At the shed the sheep had really wanted to book on everybody. I had a plan in my head how I wanted to set it up but for the first time in either run, I felt a bit disoriented. Trying to take a deep breath like I have been advised...I did not set up a good shed. Coal came in on the three ewes instead of the two and of course the judge did not call it. I knew we had to keep working so I tried to set it up again but then Coal came in on the two and the shed was called. I didn't hear it so the judge called out to me again. By then I was really feeling disoriented. We went to the pen, started working on it, and timed out.
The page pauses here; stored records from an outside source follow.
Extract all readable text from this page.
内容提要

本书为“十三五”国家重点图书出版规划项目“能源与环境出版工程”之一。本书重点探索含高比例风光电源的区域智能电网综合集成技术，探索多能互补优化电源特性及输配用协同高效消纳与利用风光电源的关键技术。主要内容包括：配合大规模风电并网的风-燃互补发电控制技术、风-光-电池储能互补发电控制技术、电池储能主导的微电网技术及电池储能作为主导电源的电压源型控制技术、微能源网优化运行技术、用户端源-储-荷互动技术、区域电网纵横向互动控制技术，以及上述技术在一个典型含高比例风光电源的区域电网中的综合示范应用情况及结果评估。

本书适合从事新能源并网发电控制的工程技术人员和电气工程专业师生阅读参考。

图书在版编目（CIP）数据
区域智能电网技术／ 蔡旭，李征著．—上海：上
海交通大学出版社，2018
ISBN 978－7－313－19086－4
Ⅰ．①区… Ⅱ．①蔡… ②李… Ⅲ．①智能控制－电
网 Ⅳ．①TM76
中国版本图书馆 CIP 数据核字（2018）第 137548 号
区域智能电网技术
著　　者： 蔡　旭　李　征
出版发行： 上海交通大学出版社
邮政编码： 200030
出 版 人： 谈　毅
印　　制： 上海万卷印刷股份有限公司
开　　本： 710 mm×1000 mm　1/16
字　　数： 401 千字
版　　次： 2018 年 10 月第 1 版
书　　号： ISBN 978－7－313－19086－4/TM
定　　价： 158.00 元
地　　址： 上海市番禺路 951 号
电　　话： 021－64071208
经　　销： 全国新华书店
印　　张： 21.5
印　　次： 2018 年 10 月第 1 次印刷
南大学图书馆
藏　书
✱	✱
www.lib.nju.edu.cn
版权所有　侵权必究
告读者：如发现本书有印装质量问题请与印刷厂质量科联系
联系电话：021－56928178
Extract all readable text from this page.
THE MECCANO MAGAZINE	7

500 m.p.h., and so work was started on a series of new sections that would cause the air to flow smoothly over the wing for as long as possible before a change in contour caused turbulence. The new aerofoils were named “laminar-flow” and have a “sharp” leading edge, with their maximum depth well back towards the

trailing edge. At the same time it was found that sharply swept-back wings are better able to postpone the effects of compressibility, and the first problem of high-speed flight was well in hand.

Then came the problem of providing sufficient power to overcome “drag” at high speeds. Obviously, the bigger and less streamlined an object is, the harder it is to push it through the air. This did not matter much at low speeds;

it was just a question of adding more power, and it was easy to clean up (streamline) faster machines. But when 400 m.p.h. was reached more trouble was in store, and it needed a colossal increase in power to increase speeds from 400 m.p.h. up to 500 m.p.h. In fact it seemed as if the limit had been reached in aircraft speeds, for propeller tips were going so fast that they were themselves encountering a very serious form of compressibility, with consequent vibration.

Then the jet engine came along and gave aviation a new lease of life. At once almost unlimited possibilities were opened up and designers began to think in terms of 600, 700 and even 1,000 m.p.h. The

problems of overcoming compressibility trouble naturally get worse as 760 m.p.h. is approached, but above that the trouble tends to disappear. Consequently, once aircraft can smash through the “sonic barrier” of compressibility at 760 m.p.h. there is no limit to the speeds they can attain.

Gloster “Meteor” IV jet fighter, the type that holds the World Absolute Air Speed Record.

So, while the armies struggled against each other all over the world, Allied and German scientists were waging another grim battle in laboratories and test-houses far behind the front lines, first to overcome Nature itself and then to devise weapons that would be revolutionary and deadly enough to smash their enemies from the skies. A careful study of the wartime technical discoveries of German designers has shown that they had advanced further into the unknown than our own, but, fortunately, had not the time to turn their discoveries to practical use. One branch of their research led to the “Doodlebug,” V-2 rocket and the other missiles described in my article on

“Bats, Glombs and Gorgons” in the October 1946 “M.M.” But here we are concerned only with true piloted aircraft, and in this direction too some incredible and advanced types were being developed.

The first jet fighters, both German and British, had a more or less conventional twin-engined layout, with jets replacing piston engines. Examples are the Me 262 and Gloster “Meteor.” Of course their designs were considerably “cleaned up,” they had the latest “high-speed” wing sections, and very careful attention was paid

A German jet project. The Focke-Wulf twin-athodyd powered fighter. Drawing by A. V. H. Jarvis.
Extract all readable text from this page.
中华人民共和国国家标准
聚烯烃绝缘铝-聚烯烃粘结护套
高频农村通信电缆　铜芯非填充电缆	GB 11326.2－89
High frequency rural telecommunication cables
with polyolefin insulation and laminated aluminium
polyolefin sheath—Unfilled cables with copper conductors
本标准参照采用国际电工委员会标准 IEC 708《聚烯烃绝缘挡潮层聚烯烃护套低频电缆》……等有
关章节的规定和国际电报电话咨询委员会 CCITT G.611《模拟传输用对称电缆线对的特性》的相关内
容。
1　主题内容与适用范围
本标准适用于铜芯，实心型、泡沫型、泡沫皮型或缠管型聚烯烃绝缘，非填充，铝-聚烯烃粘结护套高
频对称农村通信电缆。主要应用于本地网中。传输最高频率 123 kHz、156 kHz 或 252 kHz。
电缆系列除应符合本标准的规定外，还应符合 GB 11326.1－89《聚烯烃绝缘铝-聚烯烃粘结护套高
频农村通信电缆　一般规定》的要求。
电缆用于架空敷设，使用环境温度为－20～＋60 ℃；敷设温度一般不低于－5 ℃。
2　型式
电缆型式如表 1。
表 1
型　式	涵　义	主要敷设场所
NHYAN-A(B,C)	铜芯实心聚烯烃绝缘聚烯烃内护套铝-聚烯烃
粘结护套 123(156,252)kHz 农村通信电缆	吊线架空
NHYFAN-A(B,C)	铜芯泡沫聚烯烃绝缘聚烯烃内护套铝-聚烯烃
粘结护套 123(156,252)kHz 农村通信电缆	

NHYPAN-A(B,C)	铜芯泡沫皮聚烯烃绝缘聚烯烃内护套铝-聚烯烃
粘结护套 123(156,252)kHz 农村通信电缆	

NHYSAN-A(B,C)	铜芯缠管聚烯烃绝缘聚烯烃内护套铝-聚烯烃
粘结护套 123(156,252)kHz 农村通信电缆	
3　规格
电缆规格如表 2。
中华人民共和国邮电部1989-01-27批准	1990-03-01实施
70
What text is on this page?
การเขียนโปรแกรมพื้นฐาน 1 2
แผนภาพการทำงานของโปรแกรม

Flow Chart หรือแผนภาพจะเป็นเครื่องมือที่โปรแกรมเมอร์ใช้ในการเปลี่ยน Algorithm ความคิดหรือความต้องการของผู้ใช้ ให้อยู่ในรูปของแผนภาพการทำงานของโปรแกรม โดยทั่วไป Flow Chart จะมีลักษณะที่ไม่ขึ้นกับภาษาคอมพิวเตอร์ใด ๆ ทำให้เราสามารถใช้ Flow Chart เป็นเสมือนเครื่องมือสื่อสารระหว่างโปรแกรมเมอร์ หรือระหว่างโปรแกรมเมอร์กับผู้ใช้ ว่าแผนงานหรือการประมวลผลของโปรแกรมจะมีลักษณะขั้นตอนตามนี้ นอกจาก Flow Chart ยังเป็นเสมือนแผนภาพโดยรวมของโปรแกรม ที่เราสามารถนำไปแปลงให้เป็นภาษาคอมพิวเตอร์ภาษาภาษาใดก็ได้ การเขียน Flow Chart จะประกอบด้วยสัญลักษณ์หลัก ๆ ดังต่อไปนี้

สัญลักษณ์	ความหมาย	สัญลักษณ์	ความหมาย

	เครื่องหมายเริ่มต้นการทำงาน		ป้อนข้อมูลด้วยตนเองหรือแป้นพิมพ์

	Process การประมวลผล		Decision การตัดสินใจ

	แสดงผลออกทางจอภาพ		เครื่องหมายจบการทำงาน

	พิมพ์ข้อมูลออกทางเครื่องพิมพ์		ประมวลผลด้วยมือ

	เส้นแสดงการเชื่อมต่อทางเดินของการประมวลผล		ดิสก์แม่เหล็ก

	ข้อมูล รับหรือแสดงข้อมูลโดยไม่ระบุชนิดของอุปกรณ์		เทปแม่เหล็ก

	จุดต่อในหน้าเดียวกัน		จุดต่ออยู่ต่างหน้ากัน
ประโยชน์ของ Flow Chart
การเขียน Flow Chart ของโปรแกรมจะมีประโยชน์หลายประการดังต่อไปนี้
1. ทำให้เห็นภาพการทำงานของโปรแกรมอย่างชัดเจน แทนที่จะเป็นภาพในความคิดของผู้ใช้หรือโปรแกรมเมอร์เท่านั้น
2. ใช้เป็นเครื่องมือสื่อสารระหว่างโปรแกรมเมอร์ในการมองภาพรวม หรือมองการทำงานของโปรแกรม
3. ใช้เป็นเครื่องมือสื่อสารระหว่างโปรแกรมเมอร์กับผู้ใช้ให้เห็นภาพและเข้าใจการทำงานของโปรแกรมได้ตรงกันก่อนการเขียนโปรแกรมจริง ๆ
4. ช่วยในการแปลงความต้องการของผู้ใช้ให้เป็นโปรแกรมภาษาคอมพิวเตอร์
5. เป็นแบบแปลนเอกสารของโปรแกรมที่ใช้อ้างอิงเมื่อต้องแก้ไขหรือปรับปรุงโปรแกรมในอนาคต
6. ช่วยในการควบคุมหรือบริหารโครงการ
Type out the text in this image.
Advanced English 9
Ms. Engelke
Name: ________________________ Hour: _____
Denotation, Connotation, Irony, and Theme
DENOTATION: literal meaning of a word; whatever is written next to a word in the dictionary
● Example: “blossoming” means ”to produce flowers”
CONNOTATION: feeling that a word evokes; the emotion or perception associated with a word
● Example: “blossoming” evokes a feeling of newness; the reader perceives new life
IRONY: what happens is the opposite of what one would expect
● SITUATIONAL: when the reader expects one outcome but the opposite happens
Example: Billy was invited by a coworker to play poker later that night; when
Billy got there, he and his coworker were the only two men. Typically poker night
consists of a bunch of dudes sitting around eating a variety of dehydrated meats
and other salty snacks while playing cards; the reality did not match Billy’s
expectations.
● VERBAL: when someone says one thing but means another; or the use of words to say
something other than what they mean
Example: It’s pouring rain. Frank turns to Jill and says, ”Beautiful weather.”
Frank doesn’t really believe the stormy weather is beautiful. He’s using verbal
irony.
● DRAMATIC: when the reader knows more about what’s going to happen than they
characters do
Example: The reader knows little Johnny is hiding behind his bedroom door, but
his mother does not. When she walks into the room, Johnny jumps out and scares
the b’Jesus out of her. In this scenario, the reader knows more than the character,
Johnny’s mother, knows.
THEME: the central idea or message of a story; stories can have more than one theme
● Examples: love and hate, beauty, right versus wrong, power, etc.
It was difficult at this point for anyone to pen because you had your back to the draw, the dog had to push the sheep toward the draw but not let the sheep get around you to get away back to the exhaust, into the creek, or even out of bounds back up into the next pasture. I felt good that we just kept our sheep contained even though time was called, for us, too soon.

Victories: I was not "out of dog" on either run, which was a huge relief which you consider the length and breadth of the course and the hills that the dog must run out and back on. Also, Coal had to shake off distraction; there were a number of bitches in season at the trial, and some of the male dogs were very distracted by this (some would not even run out on their outruns). I noticed what was going on, early in the trial so I kept Coal sequestered in my car across the road and only brought him out to potty and to see one outrun and lift, each day. I did not want his mind on the girls!

The winning run of the second trial was really something to see. Bill Berhow's Coal dog ran the course with an 86 out of 100 (in only his second open trial weekend) and there was very little to imagine that went wrong on that run other than that the sheep booked through the panels each time and had to be turned back to get on line. There was not much that any of the handlers could do to control this, as the sheep ribboned out and the dog could not be in two places at once. If the handlers tried to turn the sheep too soon, then they would not have gotten all five ewes through the panels. If they waited too long to turn the sheep, then the sheep often got too far away from the dog for steering to be effective at all (and sometimes the sheep "won" and truly did get too far away resulting in an RT).

Our scores were not good enough to get any nationals points, but I really didn't expect to, going in. The victory for me was in part that we literally doubled our scores from our runs at Zamora last year in 2011. And, the zero-points-off shed on Saturday plus the nice gather on Sunday were fantastic confidence-builders for Coal and me. All in all it was a very fun weekend and the back-to-back trials meant that there were a lot of handlers from out of our area who had come to tackle both challenges. It was as always nice to see old acquaintances and make some new ones. Coal and I are looking forward to our next challenge!